Deux noms de même genre
« une chaleur et une humidité ___ » (étouffant)
Comment s'écrit l'adjectif ?
« Étouffantes ». Les deux noms sont féminins : pas de masculin à faire l'emporter. Mais ils sont deux, donc le pluriel s'impose quand même. Le genre et le nombre se décident séparément.
L'oreille se trompe de mot
« Le bruit des vagues ___ toute la nuit. » (bercer, imparfait)
Singulier ou pluriel ?
« Berçait ». Pose la question : qui est-ce qui berçait ? Le BRUIT — un seul. « Des vagues » complète le nom « bruit » et ne commande rien. Barre-le et relis : « le bruit berçait ». La faute vient de ce que l'oreille garde le dernier mot entendu.
Deux pronoms mélangés
« Toi et moi ___ raison depuis le début. » (avoir, présent)
Quelle forme du verbe ?
« Avons ». Remplace « toi et moi » par un seul pronom : c'est NOUS. Le verbe se met donc à la première personne du pluriel. Avec « toi et lui », on aurait « vous », donc « devez », « avez ».
Collectif ou quantifiant ?
« La foule des spectateurs criait. » / « La plupart des élèves ont compris. »
Pourquoi l'un est-il au singulier et l'autre au pluriel ?
« La foule » est un COLLECTIF : c'est un nom ordinaire, singulier, et c'est lui le noyau. « La plupart de » est un QUANTIFIANT : il ne désigne rien tout seul, et c'est le nom qui suit — « les élèves » — qui commande. Même forme apparente, deux fonctionnements.
Passer au passif
« Le vent a emporté le toit. »
Quelle est la phrase au passif ?
« Le toit a été emporté par le vent. » L'objet « le toit » monte en tête et devient sujet ; le verbe prend l'auxiliaire être au même temps — passé composé, donc « a été » ; l'ancien sujet passe derrière avec « par ». Et le participe « emporté » s'accorde maintenant avec « le toit », masculin singulier.
Le passif qui cache quelqu'un
« Une erreur a été commise. »
Que manque-t-il à cette phrase, et est-ce un hasard ?
Le COMPLÉMENT D'AGENT : on ne sait pas qui a commis l'erreur. Le passif autorise cet effacement, et c'est pour cela qu'on le trouve partout dans les textes administratifs. Ce n'est pas forcément malhonnête — parfois on ignore vraiment qui —, mais la phrase active obligerait à le dire.

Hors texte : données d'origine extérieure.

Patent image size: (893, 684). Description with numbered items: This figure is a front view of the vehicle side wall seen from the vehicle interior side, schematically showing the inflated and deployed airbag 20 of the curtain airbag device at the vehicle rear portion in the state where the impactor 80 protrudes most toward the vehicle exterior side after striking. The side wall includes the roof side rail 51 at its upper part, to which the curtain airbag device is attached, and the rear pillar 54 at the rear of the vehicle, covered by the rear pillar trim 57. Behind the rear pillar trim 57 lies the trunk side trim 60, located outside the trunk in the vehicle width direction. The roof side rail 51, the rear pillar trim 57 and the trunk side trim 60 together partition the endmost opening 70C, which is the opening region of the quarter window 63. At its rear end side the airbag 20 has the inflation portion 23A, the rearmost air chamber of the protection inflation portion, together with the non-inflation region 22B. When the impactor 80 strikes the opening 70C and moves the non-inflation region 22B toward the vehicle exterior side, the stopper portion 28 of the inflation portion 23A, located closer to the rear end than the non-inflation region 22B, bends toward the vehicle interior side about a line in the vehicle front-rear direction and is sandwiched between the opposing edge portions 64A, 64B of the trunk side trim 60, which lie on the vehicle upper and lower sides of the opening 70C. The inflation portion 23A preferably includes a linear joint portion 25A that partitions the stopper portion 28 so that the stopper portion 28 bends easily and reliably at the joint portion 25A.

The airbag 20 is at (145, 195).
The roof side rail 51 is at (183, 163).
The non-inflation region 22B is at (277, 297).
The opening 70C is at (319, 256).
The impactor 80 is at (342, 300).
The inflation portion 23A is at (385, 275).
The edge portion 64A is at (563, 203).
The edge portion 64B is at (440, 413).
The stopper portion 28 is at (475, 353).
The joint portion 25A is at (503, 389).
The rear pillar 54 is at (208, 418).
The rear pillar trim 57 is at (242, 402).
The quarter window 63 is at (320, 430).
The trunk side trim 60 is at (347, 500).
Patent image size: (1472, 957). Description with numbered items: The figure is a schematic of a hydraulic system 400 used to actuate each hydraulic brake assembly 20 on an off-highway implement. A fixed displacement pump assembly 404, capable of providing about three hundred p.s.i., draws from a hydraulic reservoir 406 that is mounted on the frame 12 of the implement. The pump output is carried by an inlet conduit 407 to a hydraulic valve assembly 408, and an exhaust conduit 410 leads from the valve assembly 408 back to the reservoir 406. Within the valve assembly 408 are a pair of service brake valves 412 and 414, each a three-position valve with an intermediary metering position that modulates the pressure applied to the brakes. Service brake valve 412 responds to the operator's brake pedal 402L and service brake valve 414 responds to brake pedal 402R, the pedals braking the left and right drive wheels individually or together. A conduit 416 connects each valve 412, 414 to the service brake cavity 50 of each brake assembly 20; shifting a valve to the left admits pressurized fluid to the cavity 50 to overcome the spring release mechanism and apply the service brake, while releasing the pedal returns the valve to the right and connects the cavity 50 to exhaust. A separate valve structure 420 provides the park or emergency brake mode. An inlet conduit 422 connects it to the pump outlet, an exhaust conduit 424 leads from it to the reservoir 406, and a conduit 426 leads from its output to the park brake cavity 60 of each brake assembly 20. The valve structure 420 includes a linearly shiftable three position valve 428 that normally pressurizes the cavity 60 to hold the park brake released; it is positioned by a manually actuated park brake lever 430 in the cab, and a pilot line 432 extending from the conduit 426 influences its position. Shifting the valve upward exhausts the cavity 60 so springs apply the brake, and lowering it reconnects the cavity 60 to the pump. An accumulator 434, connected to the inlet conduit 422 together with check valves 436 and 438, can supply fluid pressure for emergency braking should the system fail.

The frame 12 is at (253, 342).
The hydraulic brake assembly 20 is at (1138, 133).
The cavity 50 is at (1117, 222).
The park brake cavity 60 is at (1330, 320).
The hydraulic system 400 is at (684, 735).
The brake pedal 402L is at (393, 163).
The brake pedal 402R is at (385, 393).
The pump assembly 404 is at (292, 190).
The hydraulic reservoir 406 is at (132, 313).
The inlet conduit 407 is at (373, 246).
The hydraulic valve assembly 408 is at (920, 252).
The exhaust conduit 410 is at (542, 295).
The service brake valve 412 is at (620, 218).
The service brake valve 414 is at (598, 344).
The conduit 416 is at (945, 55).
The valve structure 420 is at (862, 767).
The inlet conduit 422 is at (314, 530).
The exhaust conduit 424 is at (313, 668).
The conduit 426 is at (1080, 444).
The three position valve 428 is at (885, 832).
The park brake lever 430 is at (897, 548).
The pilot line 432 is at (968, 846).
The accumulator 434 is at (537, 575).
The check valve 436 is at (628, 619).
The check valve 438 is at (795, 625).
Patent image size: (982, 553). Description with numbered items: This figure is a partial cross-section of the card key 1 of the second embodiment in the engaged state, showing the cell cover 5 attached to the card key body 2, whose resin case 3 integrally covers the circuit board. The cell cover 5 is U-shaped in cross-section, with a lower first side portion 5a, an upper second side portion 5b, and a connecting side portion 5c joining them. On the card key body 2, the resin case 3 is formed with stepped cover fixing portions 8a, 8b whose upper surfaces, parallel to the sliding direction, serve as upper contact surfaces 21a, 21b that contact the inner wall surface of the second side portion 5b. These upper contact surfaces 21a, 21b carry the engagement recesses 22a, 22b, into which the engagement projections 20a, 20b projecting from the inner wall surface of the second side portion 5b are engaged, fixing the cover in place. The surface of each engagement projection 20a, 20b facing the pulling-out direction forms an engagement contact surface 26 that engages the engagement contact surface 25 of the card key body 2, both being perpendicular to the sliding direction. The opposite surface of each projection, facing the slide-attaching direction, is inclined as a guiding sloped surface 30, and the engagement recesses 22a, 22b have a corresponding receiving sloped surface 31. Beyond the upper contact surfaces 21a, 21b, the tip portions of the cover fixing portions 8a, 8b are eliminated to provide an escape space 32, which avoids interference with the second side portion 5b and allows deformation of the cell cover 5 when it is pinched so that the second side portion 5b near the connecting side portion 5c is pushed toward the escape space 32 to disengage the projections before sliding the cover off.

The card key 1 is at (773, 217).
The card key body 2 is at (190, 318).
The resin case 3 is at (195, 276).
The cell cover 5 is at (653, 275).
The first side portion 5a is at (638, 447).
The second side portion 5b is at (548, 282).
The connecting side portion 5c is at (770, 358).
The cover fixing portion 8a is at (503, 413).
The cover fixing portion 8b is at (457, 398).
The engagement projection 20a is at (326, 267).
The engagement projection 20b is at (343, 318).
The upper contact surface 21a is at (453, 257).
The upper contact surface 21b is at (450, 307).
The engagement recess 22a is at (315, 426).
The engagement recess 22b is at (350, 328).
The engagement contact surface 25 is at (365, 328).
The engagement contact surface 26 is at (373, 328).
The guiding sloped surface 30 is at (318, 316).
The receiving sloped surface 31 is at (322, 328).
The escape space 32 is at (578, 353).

Pièges à éviter : les chaines d'accord et le passif en 4e (2026-2027)
- Accorder avec le mot le plus proche : « le bruit des vagues » commande « berçait », pas « berçaient ».
- Oublier qu'un adjectif après deux noms porte sur les deux : « une robe et un chapeau blancs ».
- Prendre un collectif pour un pluriel : « la foule des spectateurs criait », au singulier.
- Traiter « la plupart de » comme un collectif : là, c'est le nom qui suit qui commande, donc le pluriel.
- Croire que « ainsi que » ajoute un sujet : il compare, et le verbe reste au singulier.
- Oublier d'accorder le participe passif avec son nouveau sujet : « les portes ont été repeintes ».
À retenir : les chaines d'accord et le passif en 4e (2026-2027)
- Un mot COMMANDE, les autres OBÉISSENT : c'est une chaine, et elle se dessine.
- Deux noms coordonnés → adjectif au pluriel ; genres différents → masculin.
- Le verbe s'accorde avec le NOYAU du sujet, jamais avec le mot le plus proche.
- « Toi et moi » = nous · « Toi et lui » = vous : remplacer avant de conjuguer.
- Au passif, l'objet devient sujet et commande le participe — et l'agent peut disparaitre.
Exercices corrigés : les chaines d'accord et le passif en 4e (2026-2027)
1. « des paysages et des villages ___ » (magnifique)
Voir la correction
magnifiques — deux noms coordonnés, donc pluriel ; les deux sont masculins.
2. « Les deux sœurs ont pris ___ vélo, chacune le sien. »
Voir la correction
leur — plusieurs possesseurs, mais un seul vélo chacune.
3. « Les cris des oiseaux ___ dès l'aube. » (cesser, imparfait)
Voir la correction
cessaient — le noyau est « les cris », pluriel. Ici l'oreille tombe juste, mais par hasard.
4. « C'est vous qui ___ trouvé la réponse. » (avoir)
Voir la correction
avez — « qui » reprend « vous », donc deuxième personne du pluriel.
5. « Ni lui ni elle ne ___ venus. » (être, présent)
Voir la correction
sont — deux sujets, même reliés par « ni… ni », commandent le pluriel.
6. « Les élèves ont repeint les portes. » Au passif ?
Voir la correction
« Les portes ont été repeintes par les élèves. » Le participe s'accorde avec « les portes ».